14 journalists detained in Yemen, 13 of them held hostage by rebel groups

Reporters Without Borders (RSF) is extremely concerned about the many Yemeni journalists currently detained in different parts of Yemen and calls for their immediate release. At least 14 Yemeni journalists are held, 13 of them by rebel groups.

They include Kamel Almamari, the Al-Kawthar TV and Radio Tehran correspondent in the capital, Sanaa, who was abducted exactly seven months ago today, on 20 June, by the Houthi rebels that control Sanaa. Held in Sanaa’s security prison, he is accused of “communicating with foreign countries.” Like him, at least 11 other journalists are currently held by the Houthis.
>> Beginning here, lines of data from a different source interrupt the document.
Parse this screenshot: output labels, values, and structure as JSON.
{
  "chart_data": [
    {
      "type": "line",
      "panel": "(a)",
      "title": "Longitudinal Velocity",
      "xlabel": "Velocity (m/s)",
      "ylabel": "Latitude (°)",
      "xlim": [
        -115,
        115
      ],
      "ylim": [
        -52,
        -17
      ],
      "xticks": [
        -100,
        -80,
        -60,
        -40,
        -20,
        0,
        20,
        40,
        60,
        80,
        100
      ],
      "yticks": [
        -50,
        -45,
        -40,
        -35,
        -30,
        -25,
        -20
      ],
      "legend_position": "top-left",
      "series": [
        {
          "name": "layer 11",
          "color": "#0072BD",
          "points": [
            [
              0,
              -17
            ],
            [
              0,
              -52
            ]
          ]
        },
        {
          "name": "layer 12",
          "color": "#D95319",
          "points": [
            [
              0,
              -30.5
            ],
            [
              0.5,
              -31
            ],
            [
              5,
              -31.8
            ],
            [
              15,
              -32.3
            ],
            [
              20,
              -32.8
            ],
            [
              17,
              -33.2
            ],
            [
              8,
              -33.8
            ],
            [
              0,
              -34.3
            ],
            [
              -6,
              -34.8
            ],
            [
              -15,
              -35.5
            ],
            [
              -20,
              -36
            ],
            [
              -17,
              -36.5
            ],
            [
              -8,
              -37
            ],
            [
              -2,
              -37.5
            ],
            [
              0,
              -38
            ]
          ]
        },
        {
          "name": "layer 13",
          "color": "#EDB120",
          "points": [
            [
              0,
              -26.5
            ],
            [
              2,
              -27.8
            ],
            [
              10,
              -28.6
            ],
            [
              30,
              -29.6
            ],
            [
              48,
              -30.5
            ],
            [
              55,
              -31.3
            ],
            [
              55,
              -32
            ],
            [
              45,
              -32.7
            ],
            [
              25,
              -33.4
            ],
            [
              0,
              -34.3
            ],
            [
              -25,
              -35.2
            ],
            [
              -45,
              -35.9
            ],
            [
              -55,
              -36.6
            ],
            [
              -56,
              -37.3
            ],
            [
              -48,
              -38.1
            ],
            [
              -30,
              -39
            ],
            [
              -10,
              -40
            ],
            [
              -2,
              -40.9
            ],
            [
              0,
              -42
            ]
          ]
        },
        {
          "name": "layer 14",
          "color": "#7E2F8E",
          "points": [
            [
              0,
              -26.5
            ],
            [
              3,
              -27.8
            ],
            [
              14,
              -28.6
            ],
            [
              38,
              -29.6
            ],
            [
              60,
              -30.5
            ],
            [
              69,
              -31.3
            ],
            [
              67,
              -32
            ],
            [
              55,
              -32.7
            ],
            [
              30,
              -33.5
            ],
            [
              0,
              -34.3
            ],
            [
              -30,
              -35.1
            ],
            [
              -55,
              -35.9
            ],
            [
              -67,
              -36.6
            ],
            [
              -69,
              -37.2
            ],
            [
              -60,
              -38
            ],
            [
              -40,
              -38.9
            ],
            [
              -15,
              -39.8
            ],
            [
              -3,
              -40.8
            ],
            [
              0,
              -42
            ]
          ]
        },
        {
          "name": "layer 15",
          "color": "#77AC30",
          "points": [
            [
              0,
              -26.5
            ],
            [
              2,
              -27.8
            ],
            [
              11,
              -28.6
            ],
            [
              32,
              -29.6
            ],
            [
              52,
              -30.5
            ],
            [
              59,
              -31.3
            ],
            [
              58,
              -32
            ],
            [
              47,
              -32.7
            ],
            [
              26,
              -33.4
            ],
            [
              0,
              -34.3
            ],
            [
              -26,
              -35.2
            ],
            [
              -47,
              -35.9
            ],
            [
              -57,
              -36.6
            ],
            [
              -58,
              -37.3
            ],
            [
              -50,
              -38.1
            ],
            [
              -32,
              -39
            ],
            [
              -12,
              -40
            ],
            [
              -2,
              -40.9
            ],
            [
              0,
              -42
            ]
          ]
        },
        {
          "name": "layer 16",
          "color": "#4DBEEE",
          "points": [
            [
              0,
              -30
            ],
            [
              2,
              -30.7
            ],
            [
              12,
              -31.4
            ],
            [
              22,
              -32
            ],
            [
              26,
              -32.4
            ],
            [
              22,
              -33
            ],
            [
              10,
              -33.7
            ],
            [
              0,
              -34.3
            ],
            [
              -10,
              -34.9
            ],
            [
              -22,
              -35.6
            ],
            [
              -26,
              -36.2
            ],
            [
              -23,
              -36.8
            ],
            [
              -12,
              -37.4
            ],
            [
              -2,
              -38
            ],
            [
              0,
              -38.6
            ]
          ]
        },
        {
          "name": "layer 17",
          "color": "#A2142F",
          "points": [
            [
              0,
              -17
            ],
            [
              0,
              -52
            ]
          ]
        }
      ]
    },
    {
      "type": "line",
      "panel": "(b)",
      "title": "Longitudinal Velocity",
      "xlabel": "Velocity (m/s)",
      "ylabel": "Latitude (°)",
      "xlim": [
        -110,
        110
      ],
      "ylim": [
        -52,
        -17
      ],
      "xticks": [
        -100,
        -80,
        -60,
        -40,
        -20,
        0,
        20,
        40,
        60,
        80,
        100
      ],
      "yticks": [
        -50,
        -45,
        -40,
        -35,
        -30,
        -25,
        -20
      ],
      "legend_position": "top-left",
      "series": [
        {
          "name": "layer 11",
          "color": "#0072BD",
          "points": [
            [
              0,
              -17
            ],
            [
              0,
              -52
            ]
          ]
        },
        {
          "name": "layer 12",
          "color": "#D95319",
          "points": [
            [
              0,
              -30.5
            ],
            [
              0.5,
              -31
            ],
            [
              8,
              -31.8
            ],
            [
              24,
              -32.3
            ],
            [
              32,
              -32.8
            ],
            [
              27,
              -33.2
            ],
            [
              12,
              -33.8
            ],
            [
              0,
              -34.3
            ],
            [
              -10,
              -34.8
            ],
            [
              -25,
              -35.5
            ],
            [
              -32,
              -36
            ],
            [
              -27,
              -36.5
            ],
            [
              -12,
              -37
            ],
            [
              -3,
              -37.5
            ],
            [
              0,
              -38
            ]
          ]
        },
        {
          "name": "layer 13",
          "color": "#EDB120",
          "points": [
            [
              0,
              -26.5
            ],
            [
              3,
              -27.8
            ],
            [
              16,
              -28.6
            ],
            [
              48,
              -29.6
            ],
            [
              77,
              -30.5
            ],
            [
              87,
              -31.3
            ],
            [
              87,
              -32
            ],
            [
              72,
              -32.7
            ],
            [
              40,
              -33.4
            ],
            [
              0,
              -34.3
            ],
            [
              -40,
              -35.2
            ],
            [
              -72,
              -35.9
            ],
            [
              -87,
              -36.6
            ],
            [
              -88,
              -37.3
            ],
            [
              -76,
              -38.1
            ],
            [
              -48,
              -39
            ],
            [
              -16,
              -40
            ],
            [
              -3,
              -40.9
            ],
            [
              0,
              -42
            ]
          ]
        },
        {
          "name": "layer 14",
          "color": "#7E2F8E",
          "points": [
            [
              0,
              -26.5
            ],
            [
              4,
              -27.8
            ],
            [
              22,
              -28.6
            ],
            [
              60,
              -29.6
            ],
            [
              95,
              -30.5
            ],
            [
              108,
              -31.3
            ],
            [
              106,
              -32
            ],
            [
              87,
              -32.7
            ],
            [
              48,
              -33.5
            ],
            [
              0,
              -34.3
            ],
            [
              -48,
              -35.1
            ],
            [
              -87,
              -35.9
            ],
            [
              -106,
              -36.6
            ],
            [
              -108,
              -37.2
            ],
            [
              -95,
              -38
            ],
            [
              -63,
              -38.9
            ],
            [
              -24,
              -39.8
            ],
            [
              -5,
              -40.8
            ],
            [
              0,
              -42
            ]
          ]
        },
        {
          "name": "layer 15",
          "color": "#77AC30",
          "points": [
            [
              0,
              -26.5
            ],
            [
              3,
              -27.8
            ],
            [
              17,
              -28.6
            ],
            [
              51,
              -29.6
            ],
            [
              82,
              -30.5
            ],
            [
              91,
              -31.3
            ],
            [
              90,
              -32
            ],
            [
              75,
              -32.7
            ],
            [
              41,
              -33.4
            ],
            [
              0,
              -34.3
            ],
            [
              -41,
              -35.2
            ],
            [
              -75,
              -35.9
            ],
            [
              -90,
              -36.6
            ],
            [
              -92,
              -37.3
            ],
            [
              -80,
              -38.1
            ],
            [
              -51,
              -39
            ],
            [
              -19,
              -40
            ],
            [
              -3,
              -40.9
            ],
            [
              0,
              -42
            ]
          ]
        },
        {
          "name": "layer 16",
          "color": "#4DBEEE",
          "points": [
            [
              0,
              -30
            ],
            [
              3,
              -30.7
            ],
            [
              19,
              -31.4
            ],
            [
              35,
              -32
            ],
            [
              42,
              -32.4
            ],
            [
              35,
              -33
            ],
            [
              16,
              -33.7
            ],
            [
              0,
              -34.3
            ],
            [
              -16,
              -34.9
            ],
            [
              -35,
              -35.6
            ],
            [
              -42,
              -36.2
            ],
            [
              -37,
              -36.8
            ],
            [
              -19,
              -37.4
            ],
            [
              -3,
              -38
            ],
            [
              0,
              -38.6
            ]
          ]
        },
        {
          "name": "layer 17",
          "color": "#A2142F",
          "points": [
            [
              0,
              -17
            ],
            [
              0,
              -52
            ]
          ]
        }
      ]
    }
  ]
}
Four of them – Abdul-Khaliq Amran, Tawfiq Al-Mansouri, Akram Al-Walidi and Hareth Homaid – were sentenced to death in April 2020. They have been held since 2015, when the Houthis abducted them while they were working for media outlets close to the Islah Party, itself linked to the internationally recognised government that is at war with the Shia Houthis. They have been waiting in vain for months for the local authorities to overturn their death sentences.


Al Qaeda is also holding a journalist hostage. He is Mohamed Al-Moqri, who has been missing ever since his abduction in October 2015 in the eastern province of Hadramout.


“It is unacceptable that so many journalists continue to be hostages of a war to which they are not party,” said Sabrina Bennoui, the head of RSF’s Middle East desk. “On the one hand, the Houthis continue to hold journalists captive in order to use them as bargaining chips with the other parties to the conflict. On the other, the government recognised by the international community uses all sorts of trumped-up pretexts worthy of authoritarian regimes to silence journalists who expose corruption. In both cases, journalists must be given back the freedom they should never have lost.”


The internationally recognised authorities and the Southern Transitional Council (STC), which controls the southern province of Yemen, have carried out many searches and arrests of journalists in recent weeks, especially those who shed light on corruption.


They include Hala Fuad, a freelance journalist held since December in Hadramout’s capital, Mukalla, which is controlled by the internationally recognised government. She is being held on a trumped-up charge of “involvement in a terrorist cell.” Even journalists who have fled abroad are subjected to social media attacks and death threats, as seen last September when three journalists from Hadramout now living in self-imposed exile were verbally threatened by a Hadramout military official.


Yemen is ranked 169th out of 180 countries in RSF's 2021 World Press Freedom Index.